Differential equation of the form $y'=Ay+b(x)$ with $b(x)=(\sin{(\omega x)},0)$

Question

I have a question regarding the following specific differential equation.

$$y'=\left(\begin{matrix} 0 & 1 \\ -1 & 0 \\ \end{matrix}\right)y+\left(\begin{matrix} \sin{(\omega x)} \\ 0 \\ \end{matrix}\right) \;\; \textrm{with}\;\; y(x_{0})=y_{0}$$

I need to show that for every value of $\omega \neq \pm1$ there is at least one periodic solution for $y$. I have found that the solution to the equation is:

$$y(x)=\left(\begin{matrix} \cos{x} & \sin{x} \\ -\sin{x} & \cos{x} \\ \end{matrix}\right)y_{0} + \int^{x}_{x_{0}}\left(\begin{matrix} \cos{(x-\xi)}\sin{(\omega \xi}) \\ -\sin{(x-\xi)}\sin{(\omega \xi)} \\ \end{matrix}\right)d\xi$$

I have a hard time evaluating this integral, but I believe it should be possible to show that for every value $\omega \neq \pm1$ there is at least one periodic solution without evaluating the integral. I fail to see how any irrational number for $\omega$ should give a periodic solution.

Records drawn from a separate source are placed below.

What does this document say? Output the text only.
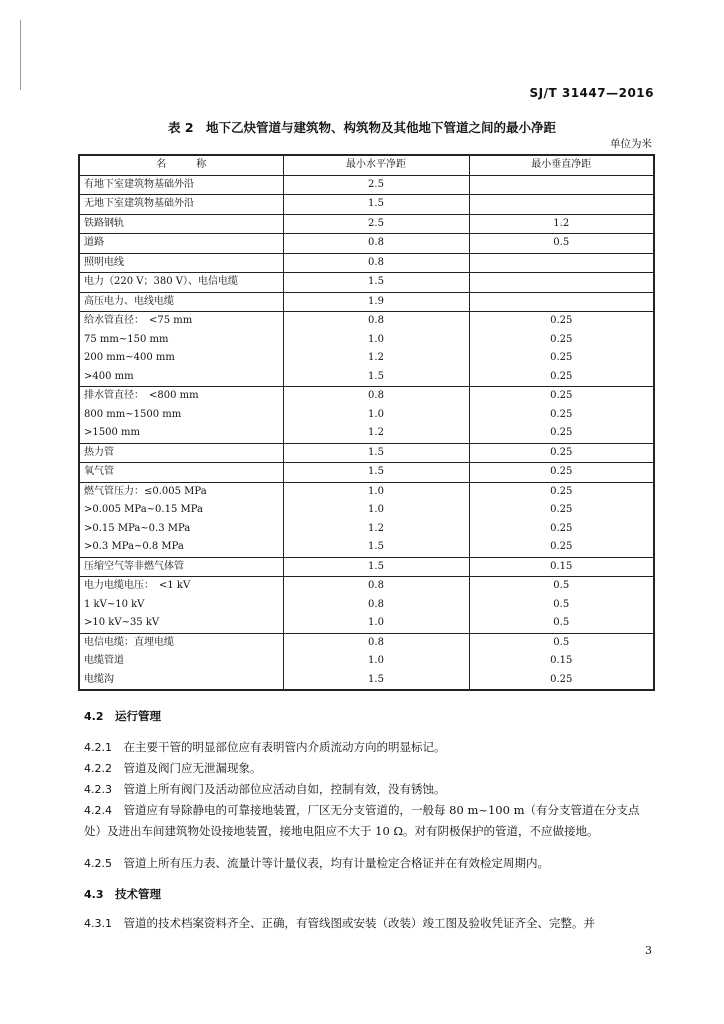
SJ/T 31447—2016
表 2　地下乙炔管道与建筑物、构筑物及其他地下管道之间的最小净距
单位为米
名　　　称	最小水平净距	最小垂直净距
有地下室建筑物基础外沿	2.5	
无地下室建筑物基础外沿	1.5	
铁路钢轨	2.5	1.2
道路	0.8	0.5
照明电线	0.8	
电力（220 V；380 V）、电信电缆	1.5	
高压电力、电线电缆	1.9	
给水管直径：　<75 mm	0.8	0.25
75 mm~150 mm	1.0	0.25
200 mm~400 mm	1.2	0.25
>400 mm	1.5	0.25
排水管直径：　<800 mm	0.8	0.25
800 mm~1500 mm	1.0	0.25
>1500 mm	1.2	0.25
热力管	1.5	0.25
氧气管	1.5	0.25
燃气管压力：≤0.005 MPa	1.0	0.25
>0.005 MPa~0.15 MPa	1.0	0.25
>0.15 MPa~0.3 MPa	1.2	0.25
>0.3 MPa~0.8 MPa	1.5	0.25
压缩空气等非燃气体管	1.5	0.15
电力电缆电压：　<1 kV	0.8	0.5
1 kV~10 kV	0.8	0.5
>10 kV~35 kV	1.0	0.5
电信电缆：直埋电缆	0.8	0.5
电缆管道	1.0	0.15
电缆沟	1.5	0.25
4.2　 运行管理
4.2.1　 在主要干管的明显部位应有表明管内介质流动方向的明显标记。
4.2.2　 管道及阀门应无泄漏现象。
4.2.3　 管道上所有阀门及活动部位应活动自如，控制有效，没有锈蚀。
4.2.4　 管道应有导除静电的可靠接地装置，厂区无分支管道的，一般每 80 m~100 m（有分支管道在分支点处）及进出车间建筑物处设接地装置，接地电阻应不大于 10 Ω。对有阴极保护的管道，不应做接地。
4.2.5　 管道上所有压力表、流量计等计量仪表，均有计量检定合格证并在有效检定周期内。
4.3　 技术管理
4.3.1　 管道的技术档案资料齐全、正确，有管线图或安装（改装）竣工图及验收凭证齐全、完整。并
3
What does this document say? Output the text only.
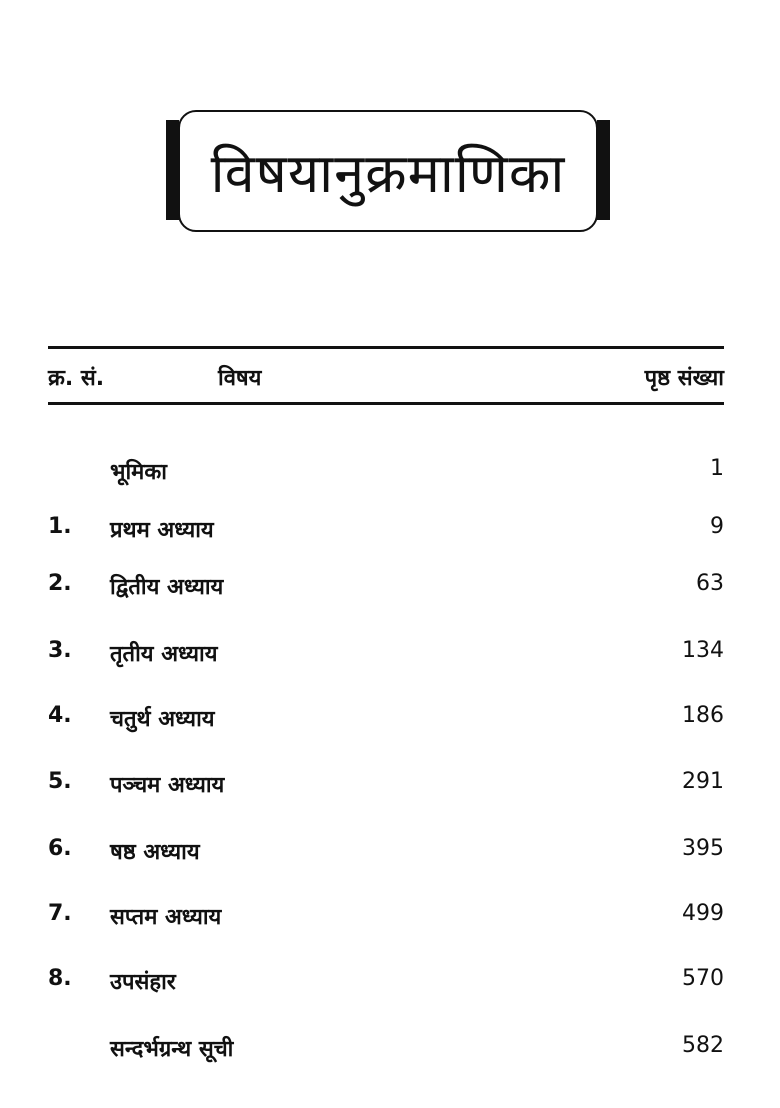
विषयानुक्रमाणिका
क्र. सं.	विषय	पृष्ठ संख्या
भूमिका	1
1. प्रथम अध्याय	9
2. द्वितीय अध्याय	63
3. तृतीय अध्याय	134
4. चतुर्थ अध्याय	186
5. पञ्चम अध्याय	291
6. षष्ठ अध्याय	395
7. सप्तम अध्याय	499
8. उपसंहार	570
सन्दर्भग्रन्थ सूची	582
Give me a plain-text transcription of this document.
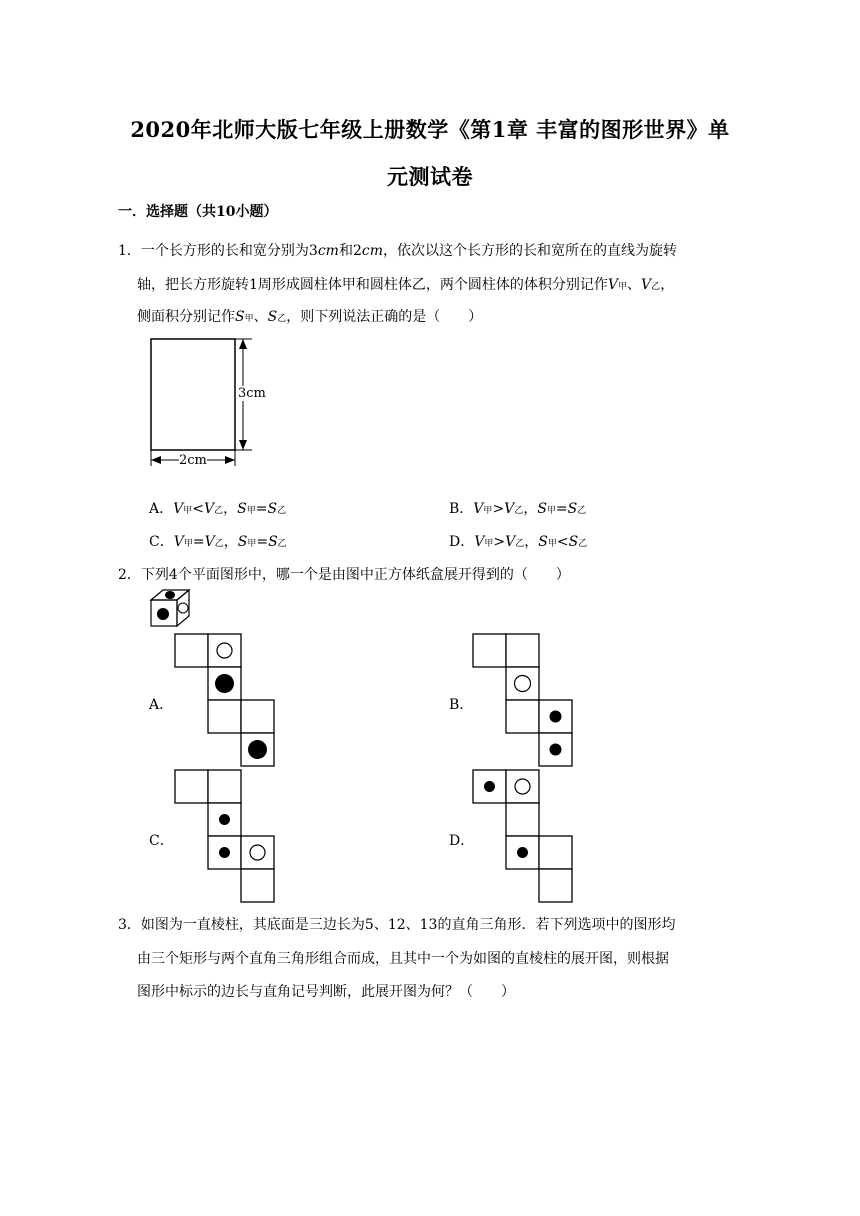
2020年北师大版七年级上册数学《第1章 丰富的图形世界》单
元测试卷
一．选择题（共10小题）
1．一个长方形的长和宽分别为3cm和2cm，依次以这个长方形的长和宽所在的直线为旋转
轴，把长方形旋转1周形成圆柱体甲和圆柱体乙，两个圆柱体的体积分别记作V甲、V乙，
侧面积分别记作S甲、S乙，则下列说法正确的是（　　）
3cm
2cm
A．V甲<V乙，S甲=S乙	B．V甲>V乙，S甲=S乙
C．V甲=V乙，S甲=S乙	D．V甲>V乙，S甲<S乙
2．下列4个平面图形中，哪一个是由图中正方体纸盒展开得到的（　　）
A．	B．
C．	D．
3．如图为一直棱柱，其底面是三边长为5、12、13的直角三角形．若下列选项中的图形均
由三个矩形与两个直角三角形组合而成，且其中一个为如图的直棱柱的展开图，则根据
图形中标示的边长与直角记号判断，此展开图为何？（　　）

Also how would one show that all solutions are periodic if and only if $\omega \in \mathbb{Q}$?

Answer 1

Let $\zeta =y_{1}+iy_{2}$ and $p=-i\partial _{x}$. Then

$$p\zeta (x)=-\zeta (x)-i\sin \omega x.$$

Next we note that $$ (\exp [iap]f)(x)=f(x+a). $$ Thus $$ (\exp [iap]p\zeta )(x)=p\zeta (x+a)=-\zeta (x+a)-i\sin \omega (x+a) $$ Assume $a=\frac{2\pi n}{\omega }$. Then $$ \sin \omega (x+a)=\sin \omega (x+\frac{2\pi n}{\omega })=\sin \omega x, $$ so $\zeta (x)$ and $\zeta (x+\frac{2\pi n}{\omega })$ satify the same equation. In case there is a single solution then $\zeta (x)$ is periodic with period $\frac{2\pi }{\omega }$. Assume that there are two solutions $% \zeta _{1}(x)$ and $\zeta _{2}(x)$. Then their difference $\Delta \zeta (x)$ satisfies the homogeneous equation $$ p\Delta \zeta (x)=-\Delta \zeta (x),\;\Delta \zeta (x_{0})=0, $$ which only has the zero solution.